Hepatic oval cells have the side population phenotype defined by expression of ATP-binding cassette transporter ABCG2/BCRP1

Abstract

Organ-specific stem cells can be identified by the side population (SP) phenotype, which is defined by the property to effectively exclude the Hoechst 33342 dye. The ATP-binding cassette transporter ABCG2/BCRP1 mediates the SP phenotype. Because hepatic oval cells possess several characteristics of stem cells, we examined whether they have the SP phenotype using the 2-acetylaminofluorene/partial hepatectomy (PH) model. Fluorescence-activated cell sorting analysis showed that a population of non-parenchymal cells containing oval cells, prepared on day 7 after PH, carried a significant number of SP cells, whereas that of non-parenchymal cells without oval cells, prepared on day 0 after PH, did not. Northern blot analysis using total liver RNA obtained on various days after PH showed that the expression of ABCG2/BCRP1 mRNA increased after PH, reaching the highest level on day 7, and then gradually decreased. This pattern of changes in the ABCG2/BCRP1 mRNA level was well correlated to that in the number of oval cells. Furthermore, in situ hybridization revealed that oval cells were the sites of expression of ABCG2/BCRP1 mRNA. These results indicate that oval cells have the SP phenotype defined by expression of ABCG2/BCRP1, suggesting that oval cells may represent stem cells in the liver.

Figure 1.

SP profile of non-parenchymal cells containing oval cells.

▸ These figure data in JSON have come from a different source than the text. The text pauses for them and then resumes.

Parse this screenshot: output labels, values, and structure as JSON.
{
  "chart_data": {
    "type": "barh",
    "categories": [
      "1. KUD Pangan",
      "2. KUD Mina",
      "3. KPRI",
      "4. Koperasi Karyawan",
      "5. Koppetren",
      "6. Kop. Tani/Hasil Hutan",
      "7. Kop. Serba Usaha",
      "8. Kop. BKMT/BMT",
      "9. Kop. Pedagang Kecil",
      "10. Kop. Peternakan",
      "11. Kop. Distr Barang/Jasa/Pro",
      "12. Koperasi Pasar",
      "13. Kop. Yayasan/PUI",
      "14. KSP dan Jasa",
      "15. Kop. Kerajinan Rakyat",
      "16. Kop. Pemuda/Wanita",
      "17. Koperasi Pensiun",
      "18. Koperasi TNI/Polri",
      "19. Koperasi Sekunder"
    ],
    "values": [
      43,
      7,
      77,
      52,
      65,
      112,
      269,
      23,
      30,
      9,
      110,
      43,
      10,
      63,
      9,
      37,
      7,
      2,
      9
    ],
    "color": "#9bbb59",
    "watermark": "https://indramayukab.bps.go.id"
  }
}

Non-parenchymal cells were isolated on day 7 after PH in the AAF/PH model, and analyzed for Hoechst 33342 efflux by FACS vantage. A: A clear SP is visible after Hoechst 33342 staining. B: Dye efflux from SP cells is inhibited in the presence of 100 μmol/L verapamil. SP-gated cells are 2.0% of the total number of cells analyzed in A, and 0.05% in B.

Figure 2.

Rat ABCG2/BCRP1 cDNA. A: Schematic representation. An open reading frame of ABCG2/BCRP1 cDNA is indicated by box. Six overlapping partial clones are shown below with primers. B: Nucleotide sequence (GenBank accession no. AB094089). The DNA sequence is numbered from the initiation codon. The predicted amino acid sequence is displayed under the DNA sequence.

Figure 3.

Expression of ABCG2/BCRP1 mRNA. A: Expression of ABCG2/BCRP1 mRNA in various tissues of adult rats. A membrane of rat polyA⁺ RNA (2 μg) Northern blot-12 major tissues was used for Northern blot analysis. GAPDH mRNA was analyzed as an internal standard. B: Time course analysis of CK-19-positive oval cells in livers following PH in the AAF/PH model. Rats were sacrificed on the indicated days after PH, and liver sections were immunostained with an anti-CK-19 antibody. The number of CK-19-positive oval cells was counted in ten periportal fields, and its value was expressed as the number per periportal field (0.25 mm × 0.25 mm). Each point represents the mean of three rats. Bars are standard errors (SE); the SE was sometimes too small to be shown by bars. C: Time course analysis of ABCG2/BCRP1 mRNA in livers following PH in the AAF/PH model. Total liver RNA (20 μg) from rats sacrificed on the indicated days after PH was analyzed by Northern blotting using ABCG2/BCRP1 cDNA as a probe. RNA from rats that did not undergo AAF/PH treatment was used as the control (C). Parenchymal cell fraction (P) and non-parenchymal cell fraction (NP) were isolated from livers on day 7 after PH, and total RNA (20 μg) was analyzed by Northern blotting. 18S and 28S were used as an internal standard. D: A section of the liver obtained on day 7 after PH stained with hematoxylin and eosin. The representative clusters of oval cells are shown by arrows. E: in situ hybridization analysis of ABCG2/BCRP1 mRNA using an adjacent section of D. Inset in E is high magnification, and shows oval cells expressing ABCG2/BCRP1 mRNA. Magnification, ×80 (D and E) and ×750 (inset of E).